The Girl on the Train lives and dies on its mystery, which is unfortunately not that compelling and not very difficult to solve. I figured out the ‘whodunnit’ halfway through the film and there was still another hour of teasing to go before the film made its grand revelation. The film is a pale Gone Girl imitation with less good…well...everything. Gone Girl was a three-hour murder mystery-thriller with excellent social commentary on contemporary marriage and sensationalistic tabloid media, with a compelling and innovative narrative to boot. The Girl on the Train, by comparison, is forty minutes shorter but feels two hours longer. It also lacks the intelligent examinations of its predecessor (Gone Girl) and instead has some rather backward views on women's sexuality. I'll explain.
SPOILERS
In this film, each woman revolves around the men in her life. Each woman’s importance to the men in her life is tied to how attractive she is and, even worse, whether or not she can have children. The two primary men in the film, Tom Watson and Scott Hipwell (Luke Evans), both want families with their respective wives. Tom leaves Rachael before the beginning of the film ostensibly because she drinks heavily, but she drinks heavily because they couldn’t have children. Tom is married to and has a child with Anna Watson by the time the film starts. Rachael’s existence is simply defined by the life she could not have (i.e. children). So she drinks heavily all day and dreams of living in her house with Tom and a family. She even once broke into Tom and Anna’s home and almost kidnapped their newborn in a severely intoxicated state. Anna, meanwhile, is now firmly entrenched as a proper mother. She wears large, frumpy sweaters, stays at home, and is never more than a couple feet away from her child. She has so muted her sexuality since having children that her sex life is listless and dreary. She even tells her husband, Tom, that she actually misses being the other woman.
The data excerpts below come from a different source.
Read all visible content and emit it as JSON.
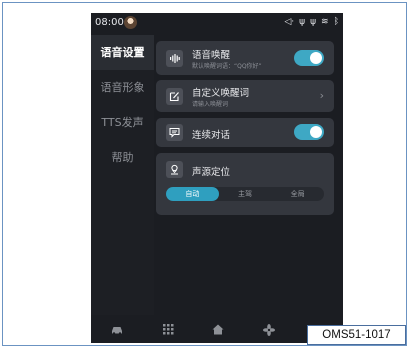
{
  "status": {
    "time": "08:00",
    "icons": [
      "audio-out-icon",
      "usb-icon",
      "usb-icon-2",
      "wifi-icon",
      "bluetooth-icon"
    ]
  },
  "sidebar": {
    "items": [
      {
        "label": "语音设置",
        "active": true
      },
      {
        "label": "语音形象",
        "active": false
      },
      {
        "label": "TTS发声",
        "active": false
      },
      {
        "label": "帮助",
        "active": false
      }
    ]
  },
  "cards": {
    "wake": {
      "title": "语音唤醒",
      "subtitle": "默认唤醒词语：“QQ你好”",
      "on": true
    },
    "custom": {
      "title": "自定义唤醒词",
      "subtitle": "请输入唤醒词"
    },
    "continuous": {
      "title": "连续对话",
      "on": true
    },
    "source": {
      "title": "声源定位",
      "options": [
        "自动",
        "主驾",
        "全局"
      ],
      "selected": "自动"
    }
  },
  "dock": {
    "icons": [
      "car-icon",
      "apps-grid-icon",
      "home-icon",
      "fan-icon",
      "settings-icon"
    ]
  },
  "caption": "OMS51-1017",
  "colors": {
    "accent": "#3ea8c4",
    "card": "#34373e",
    "screen": "#1b1d22"
  }
}
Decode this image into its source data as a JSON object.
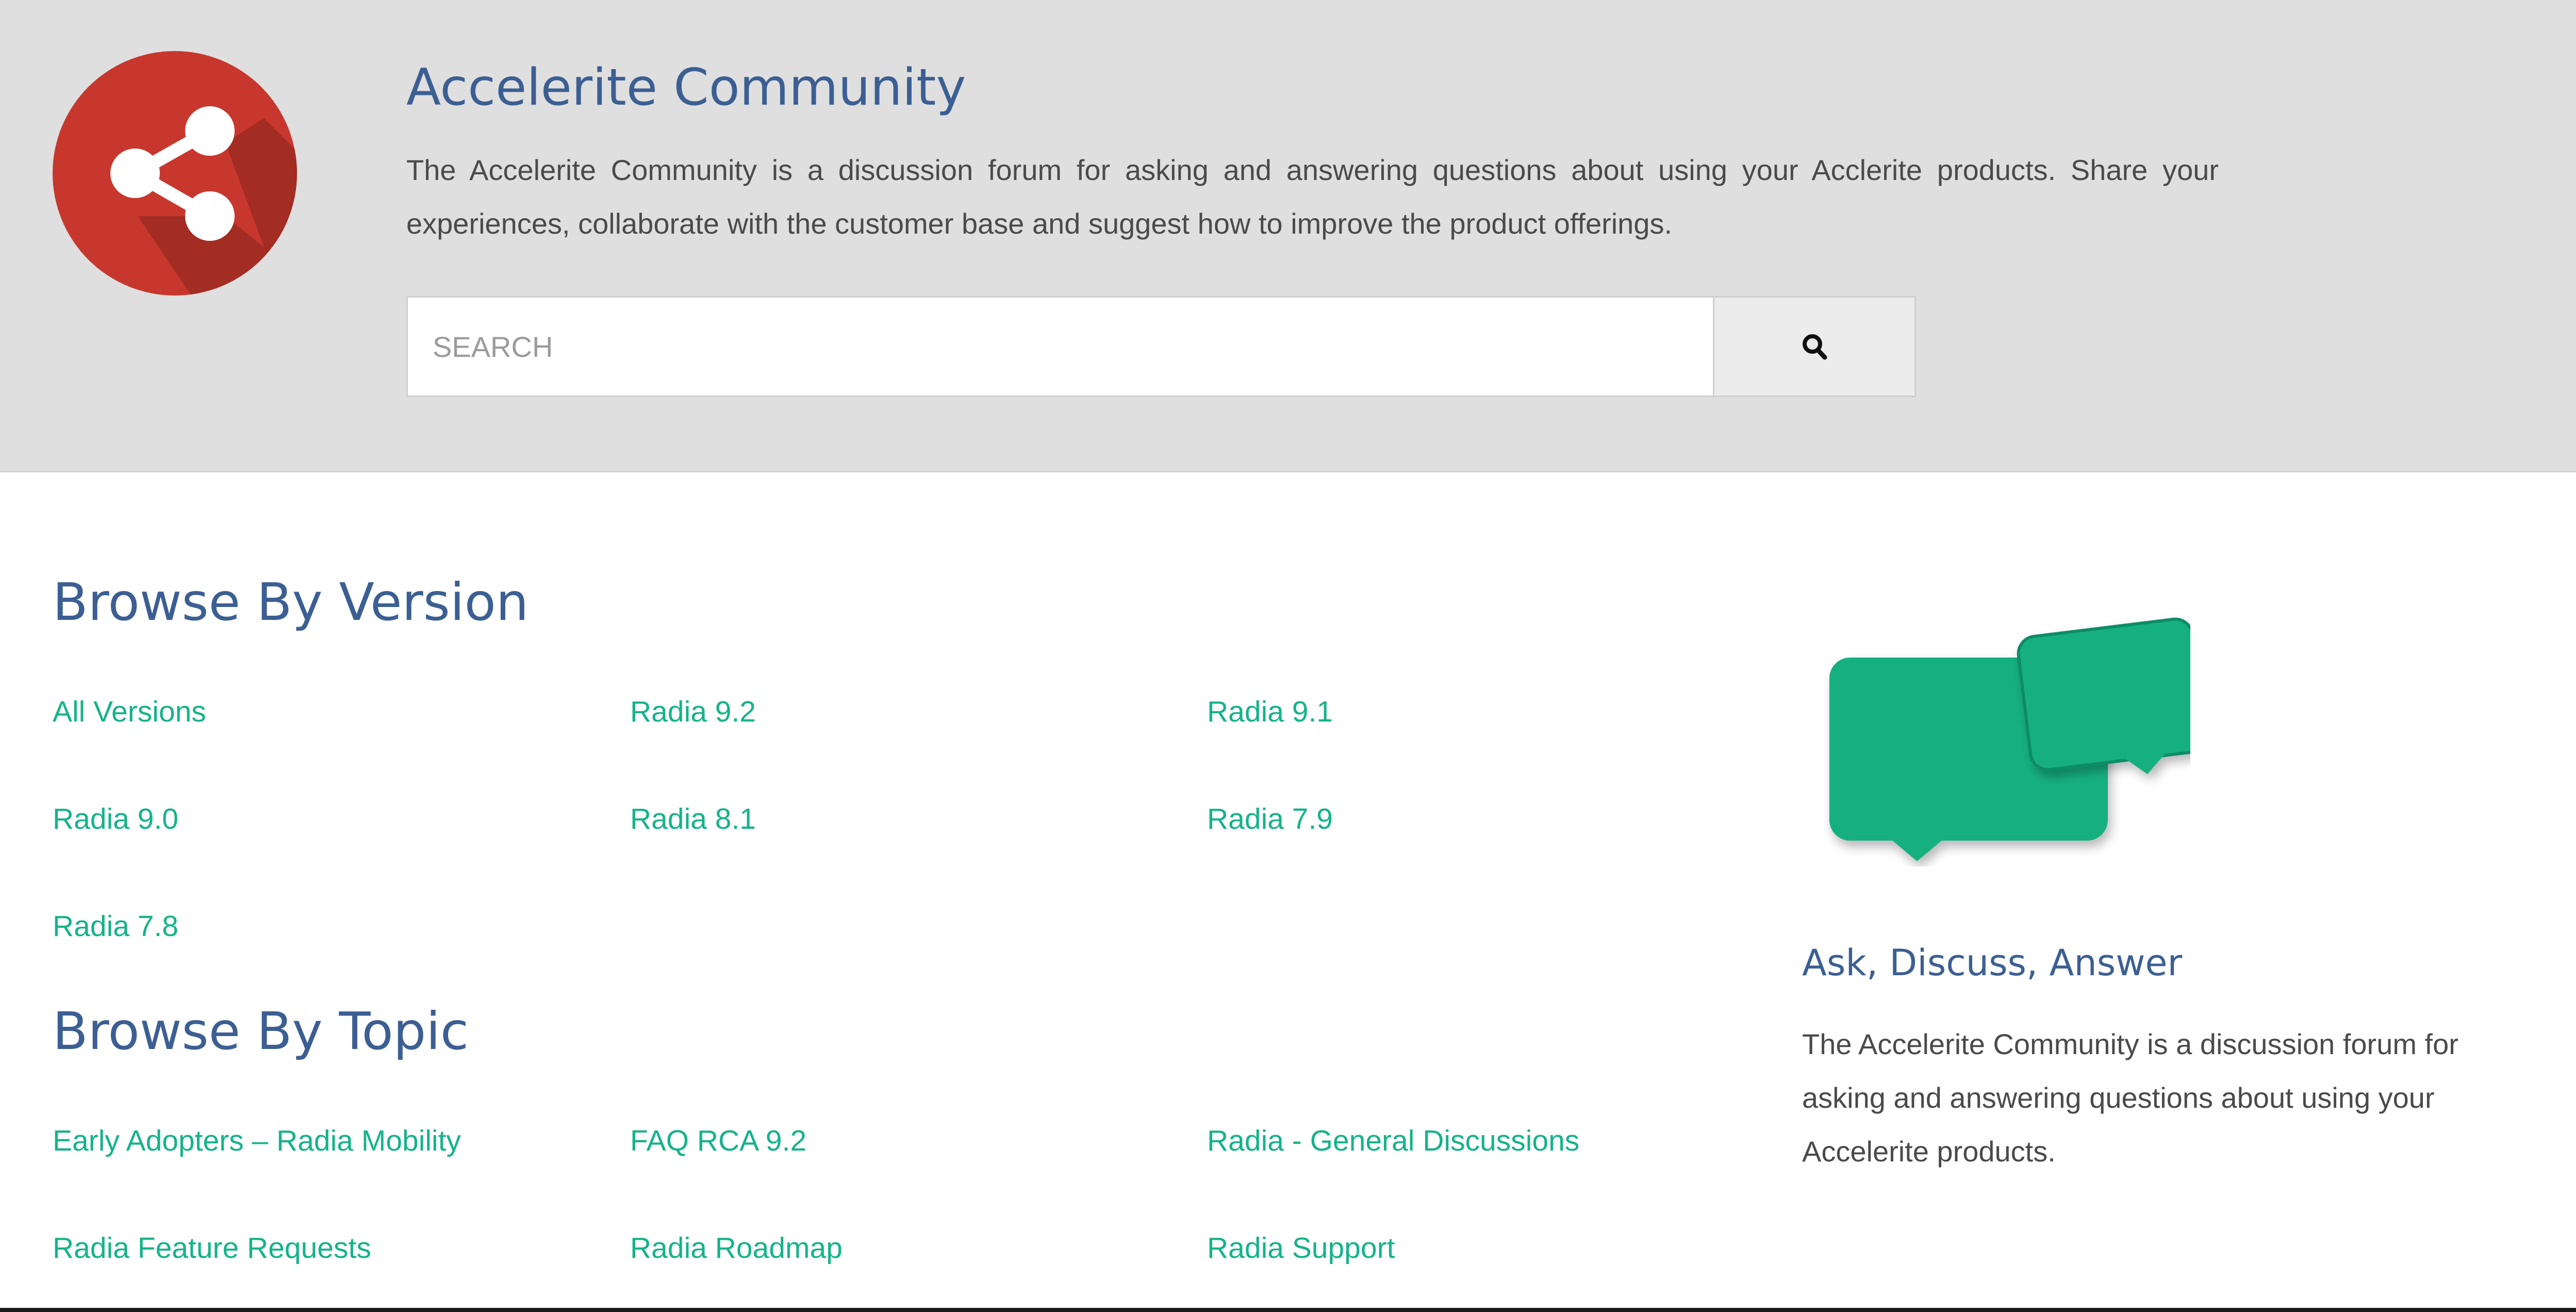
{
  "header": {
    "title": "Accelerite Community",
    "description": "The Accelerite Community is a discussion forum for asking and answering questions about using your Acclerite products. Share your experiences, collaborate with the customer base and suggest how to improve the product offerings.",
    "logo_icon": "share-icon",
    "logo_color": "#c8372d"
  },
  "search": {
    "placeholder": "SEARCH",
    "value": "",
    "button_icon": "search-icon"
  },
  "browse_version": {
    "title": "Browse By Version",
    "links": [
      "All Versions",
      "Radia 9.2",
      "Radia 9.1",
      "Radia 9.0",
      "Radia 8.1",
      "Radia 7.9",
      "Radia 7.8"
    ]
  },
  "browse_topic": {
    "title": "Browse By Topic",
    "links": [
      "Early Adopters – Radia Mobility",
      "FAQ RCA 9.2",
      "Radia - General Discussions",
      "Radia Feature Requests",
      "Radia Roadmap",
      "Radia Support"
    ]
  },
  "sidebar": {
    "icon": "chat-bubbles-icon",
    "title": "Ask, Discuss, Answer",
    "description": "The Accelerite Community is a discussion forum for asking and answering questions about using your Accelerite products."
  },
  "colors": {
    "heading": "#3c5f93",
    "link": "#15b38a",
    "hero_background": "#dfdfdf",
    "chat_green": "#15b07e"
  }
}
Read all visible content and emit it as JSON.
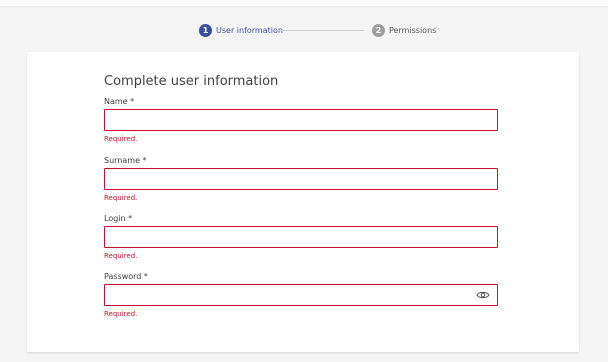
{
  "stepper": {
    "steps": [
      {
        "number": "1",
        "label": "User information",
        "state": "active"
      },
      {
        "number": "2",
        "label": "Permissions",
        "state": "inactive"
      }
    ]
  },
  "form": {
    "title": "Complete user information",
    "fields": [
      {
        "label": "Name *",
        "value": "",
        "error": "Required."
      },
      {
        "label": "Surname *",
        "value": "",
        "error": "Required."
      },
      {
        "label": "Login *",
        "value": "",
        "error": "Required."
      },
      {
        "label": "Password *",
        "value": "",
        "error": "Required.",
        "icon": "eye-icon"
      }
    ]
  },
  "colors": {
    "active_step": "#3d4f9b",
    "inactive_step": "#9e9e9e",
    "error": "#c8102e"
  }
}
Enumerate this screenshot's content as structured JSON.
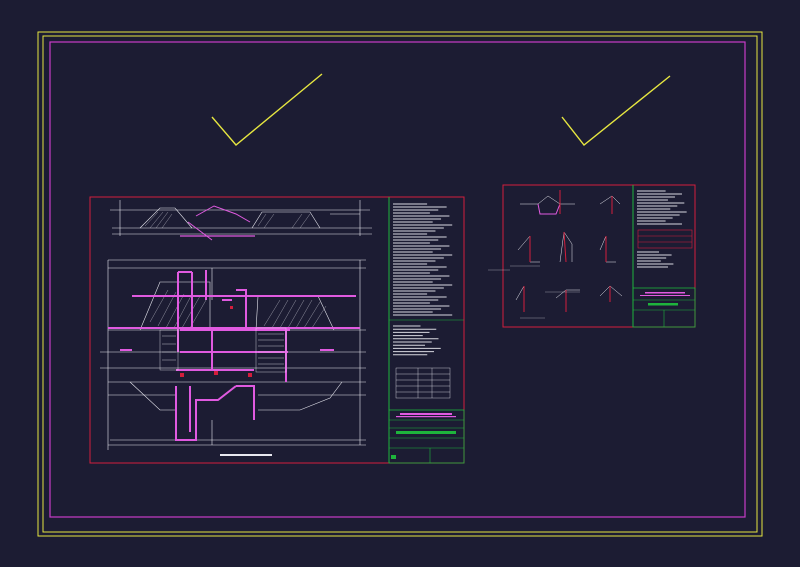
{
  "canvas": {
    "background": "#1c1c33",
    "colors": {
      "yellow": "#e6e640",
      "magenta": "#c83cc8",
      "red": "#d21e3c",
      "white": "#e8e8f0",
      "green": "#1eb43c",
      "pink": "#e05ae0",
      "cyan": "#3cc8c8"
    }
  },
  "marks": [
    {
      "name": "checkmark-left",
      "type": "check-icon"
    },
    {
      "name": "checkmark-right",
      "type": "check-icon"
    }
  ],
  "sheets": [
    {
      "name": "main-drawing-sheet",
      "title_block_lines": 3
    },
    {
      "name": "detail-drawing-sheet",
      "title_block_lines": 2
    }
  ]
}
Megan lives a lascivious, aimless existence because, you guessed it, she suffered a traumatic experience involving a child early in her life and is afraid of becoming a mother. She bitterly resents the suburban life that seems to have destined to her to become a housewife and mother. Megan’s husband Scott Hipwell, like Tom, also wants to have children. He is shown to be abusive and aggressive when confronting her on the subject of having children and about her lovers. Nevertheless, Megan eventually acquiesces and accepts that she can be a good mother. However, she is soon brutally denied this opportunity. Instead of being actual people, the women of The Girl on the Train are merely objects of desire and baby factories that lose their importance the minute they can’t or won’t reproduce when a man wants them too.
END OF SPOILERS
The Girl on the Train is a mystery thriller that tries to be a good Gone Girl clone but utterly fails. It's a murder mystery without much mystery and a dramatic thriller that is long and boring. Despite the cast being pretty solid, the characters are given little depth outside of Rachel and Megan. Even worse, the female protagonists’ varying depths of character are specifically tied to whether or not they can reproduce for men. This backward view of women in a movie that is made for and primarily advertised to women is the final nail in the coffin for The Girl on the Train. If you’re a fan of the book, go see the movie. Otherwise, this film is one you can skip.
TLDR: The Girl on the Train is a long cheap Gone Girl knockoff in every way that’s held together by the impressive performance of Emily Blunt. 2/5 Stars.